Tuesday, February 9, 2016

Australia is locking up queer refugees on a remote Pacific island

Australia is locking up queer refugees on a remote Pacific island.
Twenty-eight-year-old Mohsen, who is bisexual and a Christian convert, fled his home in Iran after his uncle threatened to kill him. Mohsen was hoping to take shelter in Australia, but the boat smuggling him there was stopped at sea, BuzzFeed News’ J. Lester Feder and Soudeh Rad report. “Now he is trapped on Papua New Guinea’s Manus Island. He has twice been beaten by off-duty immigration officers in the past year and is now afraid to leave his room,” Feder and Rad write.

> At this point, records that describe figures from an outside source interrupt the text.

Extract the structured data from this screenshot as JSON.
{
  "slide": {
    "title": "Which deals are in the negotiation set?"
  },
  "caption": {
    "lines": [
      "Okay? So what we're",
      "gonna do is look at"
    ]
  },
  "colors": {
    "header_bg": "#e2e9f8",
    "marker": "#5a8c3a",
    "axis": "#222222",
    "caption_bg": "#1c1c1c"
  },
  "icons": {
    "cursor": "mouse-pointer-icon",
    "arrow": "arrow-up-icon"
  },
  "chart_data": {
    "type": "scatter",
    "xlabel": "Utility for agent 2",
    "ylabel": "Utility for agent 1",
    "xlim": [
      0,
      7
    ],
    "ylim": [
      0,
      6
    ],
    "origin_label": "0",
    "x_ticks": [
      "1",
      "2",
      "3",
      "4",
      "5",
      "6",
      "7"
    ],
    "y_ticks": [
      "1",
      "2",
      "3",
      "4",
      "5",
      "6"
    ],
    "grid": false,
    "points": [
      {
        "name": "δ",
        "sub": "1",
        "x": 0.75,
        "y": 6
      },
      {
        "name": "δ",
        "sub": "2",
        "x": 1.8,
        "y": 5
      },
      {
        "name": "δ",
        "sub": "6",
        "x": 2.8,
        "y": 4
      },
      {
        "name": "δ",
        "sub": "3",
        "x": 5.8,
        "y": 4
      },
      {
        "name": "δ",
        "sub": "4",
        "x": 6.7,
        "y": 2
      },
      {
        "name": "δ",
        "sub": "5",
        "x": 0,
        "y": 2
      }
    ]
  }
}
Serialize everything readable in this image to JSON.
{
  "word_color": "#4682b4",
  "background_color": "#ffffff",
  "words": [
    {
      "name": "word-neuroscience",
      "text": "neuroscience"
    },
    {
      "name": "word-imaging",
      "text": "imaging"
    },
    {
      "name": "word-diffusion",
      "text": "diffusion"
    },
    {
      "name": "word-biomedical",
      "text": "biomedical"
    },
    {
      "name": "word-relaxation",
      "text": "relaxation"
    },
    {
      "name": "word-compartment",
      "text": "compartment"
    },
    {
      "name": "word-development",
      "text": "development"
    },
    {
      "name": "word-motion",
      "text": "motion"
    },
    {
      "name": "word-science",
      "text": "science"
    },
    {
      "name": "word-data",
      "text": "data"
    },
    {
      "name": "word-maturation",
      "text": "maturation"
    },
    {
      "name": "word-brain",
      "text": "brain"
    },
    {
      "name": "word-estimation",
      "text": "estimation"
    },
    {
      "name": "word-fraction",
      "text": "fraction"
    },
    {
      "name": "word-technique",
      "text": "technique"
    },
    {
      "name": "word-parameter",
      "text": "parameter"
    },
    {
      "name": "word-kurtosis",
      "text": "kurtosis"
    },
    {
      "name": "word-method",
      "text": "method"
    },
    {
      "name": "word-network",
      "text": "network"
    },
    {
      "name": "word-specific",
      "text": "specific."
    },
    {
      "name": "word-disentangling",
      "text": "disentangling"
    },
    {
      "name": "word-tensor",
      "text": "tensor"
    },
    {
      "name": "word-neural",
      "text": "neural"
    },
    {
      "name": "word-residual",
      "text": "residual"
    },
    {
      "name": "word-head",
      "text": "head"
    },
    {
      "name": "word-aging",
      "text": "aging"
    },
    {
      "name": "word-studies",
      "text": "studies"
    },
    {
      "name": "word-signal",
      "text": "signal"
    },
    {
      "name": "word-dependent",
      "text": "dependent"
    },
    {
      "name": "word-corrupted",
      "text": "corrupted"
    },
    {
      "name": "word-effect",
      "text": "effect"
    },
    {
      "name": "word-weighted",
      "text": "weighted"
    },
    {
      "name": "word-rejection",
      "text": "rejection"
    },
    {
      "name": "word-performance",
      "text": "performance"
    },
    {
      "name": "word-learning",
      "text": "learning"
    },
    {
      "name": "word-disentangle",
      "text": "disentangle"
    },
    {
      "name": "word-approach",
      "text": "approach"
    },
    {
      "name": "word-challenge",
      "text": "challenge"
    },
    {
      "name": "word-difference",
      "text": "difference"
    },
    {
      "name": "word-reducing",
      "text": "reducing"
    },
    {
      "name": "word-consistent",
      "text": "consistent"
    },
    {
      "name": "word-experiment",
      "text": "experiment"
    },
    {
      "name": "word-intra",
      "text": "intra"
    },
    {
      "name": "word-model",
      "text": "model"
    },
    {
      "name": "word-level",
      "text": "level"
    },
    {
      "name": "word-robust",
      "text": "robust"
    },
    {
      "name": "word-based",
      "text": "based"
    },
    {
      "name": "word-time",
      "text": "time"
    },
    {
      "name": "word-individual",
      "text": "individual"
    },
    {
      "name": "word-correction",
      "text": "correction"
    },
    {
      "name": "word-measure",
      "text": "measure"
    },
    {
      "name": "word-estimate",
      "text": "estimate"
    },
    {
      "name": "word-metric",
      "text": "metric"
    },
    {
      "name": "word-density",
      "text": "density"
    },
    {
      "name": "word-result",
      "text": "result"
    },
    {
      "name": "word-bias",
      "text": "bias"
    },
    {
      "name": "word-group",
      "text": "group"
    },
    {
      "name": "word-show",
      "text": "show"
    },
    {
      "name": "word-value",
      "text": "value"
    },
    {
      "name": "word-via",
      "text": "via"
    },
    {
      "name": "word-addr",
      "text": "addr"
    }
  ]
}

Mohsen is one of more than 1,300 asylum-seekers whom Australia has sent to what is called the Manus Island detention center — a facility for single men and teenage boys. About 1,300 miles to the east, on the island nation of Nauru, several hundred women and families are also being detained.
“Not only do refugees on Manus Island spend years in a horrific detention center, their asylum applications are processed in Papua New Guinea instead of Australia … This means that LGBT asylum-seekers are being forced to seek asylum in a country that criminalizes homosexuality, which human rights advocates say is a direct violation of prohibitions in international law against deporting people to places where they have a well-founded fear of persecution,” Feder and Rad write.
Manus Island is an island belonging to Papua New Guinea, more than 600 miles from the northern tip of Australia’s mainland.
Manus Island is an island belonging to Papua New Guinea, more than 600 miles from the northern tip of Australia’s mainland.